Low-Intensity Exercise: Limited Impact Alone
Low-intensity exercise did not show strong measurable improvements in the key metabolic outcomes studied.
That doesn’t mean it has no value — but on its own, it may not be enough to significantly shift metabolic drivers in PCOS.
It may still play an important role in:
• Recovery
• Nervous system regulation
• Building consistency and habit
What Didn’t Change (Across All Exercise Types)
Interestingly, none of the exercise types showed significant improvements in:
• Body weight (BMI)
• Blood glucose
• Triglycerides
• HDL cholesterol
• Blood pressure
This is important - because it challenges the idea that exercise is primarily about weight loss in PCOS.
Instead, many of the benefits are happening beneath the surface, at a metabolic level.
PCOS Is Not A One-Size-Fits-All Condition
One of the most important takeaways from this research is that different exercise styles affect different pathways.

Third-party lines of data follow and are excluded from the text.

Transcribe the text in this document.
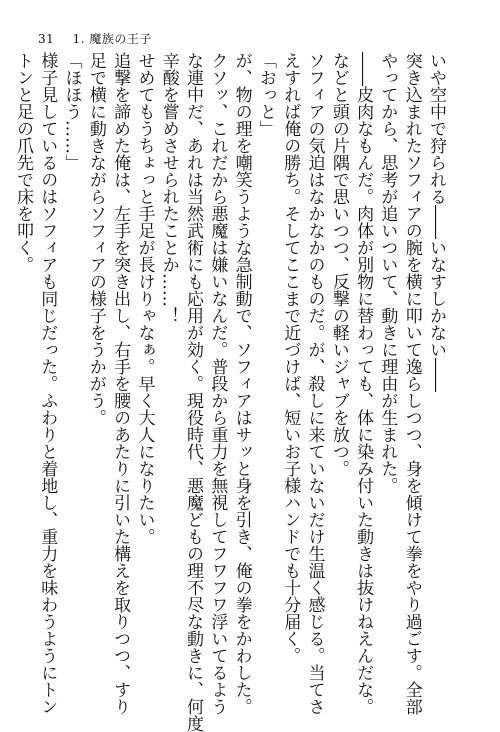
31 1. 魔族の王子

いや空中で狩られる――いなすしかない――

突き込まれたソフィアの腕を横に叩いて逸らしつつ、身を傾けて拳をやり過ごす。全部

やってから、思考が追いついて、動きに理由が生まれた。

――皮肉なもんだ。肉体が別物に替わっても、体に染み付いた動きは抜けねえんだな。

などと頭の片隅で思いつつ、反撃の軽いジャブを放つ。

ソフィアの気迫はなかなかのものだ。が、殺しに来ていないだけ生温く感じる。当てさ

えすれば俺の勝ち。そしてここまで近づけば、短いお子様ハンドでも十分届く。

「おっと」

が、物の理を嘲笑うような急制動で、ソフィアはサッと身を引き、俺の拳をかわした。

クソッ、これだから悪魔は嫌いなんだ。普段から重力を無視してフワフワ浮いてるよう

な連中だ、あれは当然武術にも応用が効く。現役時代、悪魔どもの理不尽な動きに、何度

辛酸を嘗めさせられたことか……！

せめてもうちょっと手足が長けりゃなぁ。早く大人になりたい。

追撃を諦めた俺は、左手を突き出し、右手を腰のあたりに引いた構えを取りつつ、すり

足で横に動きながらソフィアの様子をうかがう。

「ほほう……」

様子見しているのはソフィアも同じだった。ふわりと着地し、重力を味わうようにトン

トンと足の爪先で床を叩く。
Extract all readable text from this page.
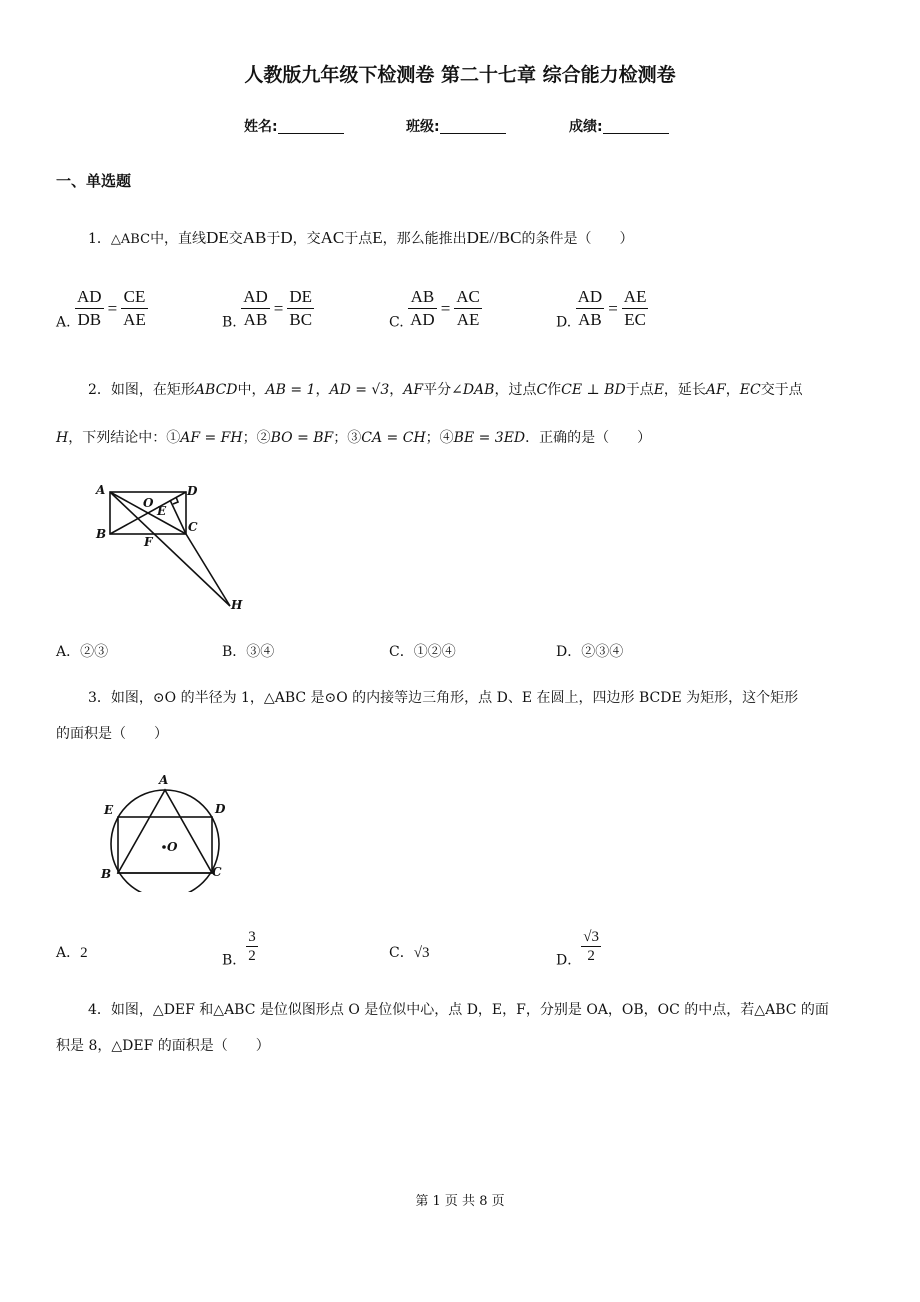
人教版九年级下检测卷 第二十七章 综合能力检测卷
姓名:	班级:	成绩:
一、单选题
1．△ABC中，直线DE交AB于D，交AC于点E，那么能推出DE//BC的条件是（　　）
A. $\frac{AD}{DB} = \frac{CE}{AE}$	B. $\frac{AD}{AB} = \frac{DE}{BC}$	C. $\frac{AB}{AD} = \frac{AC}{AE}$	D. $\frac{AD}{AB} = \frac{AE}{EC}$
2．如图，在矩形ABCD中，AB = 1，AD = √3，AF平分∠DAB，过点C作CE ⊥ BD于点E，延长AF，EC交于点
H，下列结论中：①AF = FH；②BO = BF；③CA = CH；④BE = 3ED．正确的是（　　）
A	D
O
E
B	C
F
H
A．②③	B．③④	C．①②④	D．②③④
3．如图，⊙O 的半径为 1，△ABC 是⊙O 的内接等边三角形，点 D、E 在圆上，四边形 BCDE 为矩形，这个矩形
的面积是（　　）
A
E	D
O
B	C
A．2	B． $\frac{3}{2}$	C．√3	D． $\frac{√3}{2}$
4．如图，△DEF 和△ABC 是位似图形点 O 是位似中心，点 D，E，F，分别是 OA，OB，OC 的中点，若△ABC 的面
积是 8，△DEF 的面积是（　　）
第 1 页 共 8 页
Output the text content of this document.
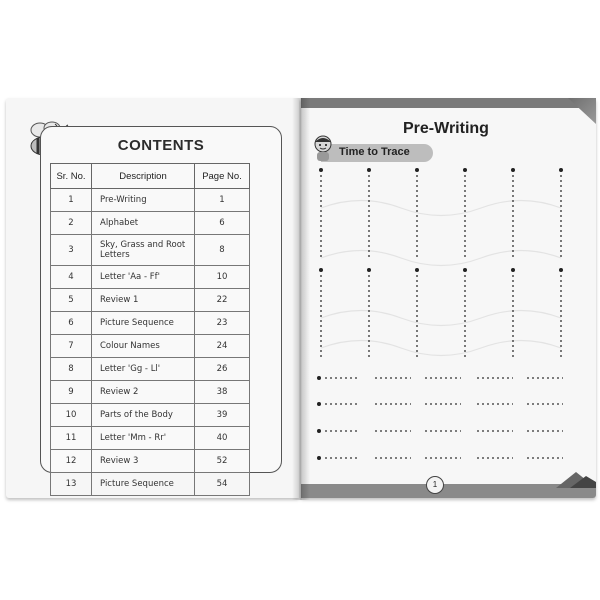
CONTENTS
Sr. No.	Description	Page No.
1	Pre-Writing	1
2	Alphabet	6
3	Sky, Grass and Root Letters	8
4	Letter 'Aa - Ff'	10
5	Review 1	22
6	Picture Sequence	23
7	Colour Names	24
8	Letter 'Gg - Ll'	26
9	Review 2	38
10	Parts of the Body	39
11	Letter 'Mm - Rr'	40
12	Review 3	52
13	Picture Sequence	54
Pre-Writing
Time to Trace
1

This reinforces a key principle:
PCOS management should be individualised.
For example:
• Someone with significant insulin resistance may benefit more from moderate-intensity training
• Someone focused on fitness and cardiovascular health may respond well to HIIT
• Others may need a combination depending on their symptoms, capacity, and lifestyle
Why The Evidence Is Still Evolving
Even though this was a large analysis, there are still limitations:
• The overall certainty of evidence was low to moderate
• Studies varied in duration, intensity, and participant characteristics
• Not all outcomes were consistently measured across trials
So while we can see patterns, we still don’t have definitive “prescriptions.”
What This Means In Practice
This research shifts the conversation away from “which exercise is best” - and toward what your body needs most.
Exercise in PCOS is not just about burning calories or losing weight.
It’s about influencing:
• Insulin signalling
• Hormonal regulation
• Cardiovascular health
• Metabolic resilience
Different types of movement can support different pieces of that puzzle.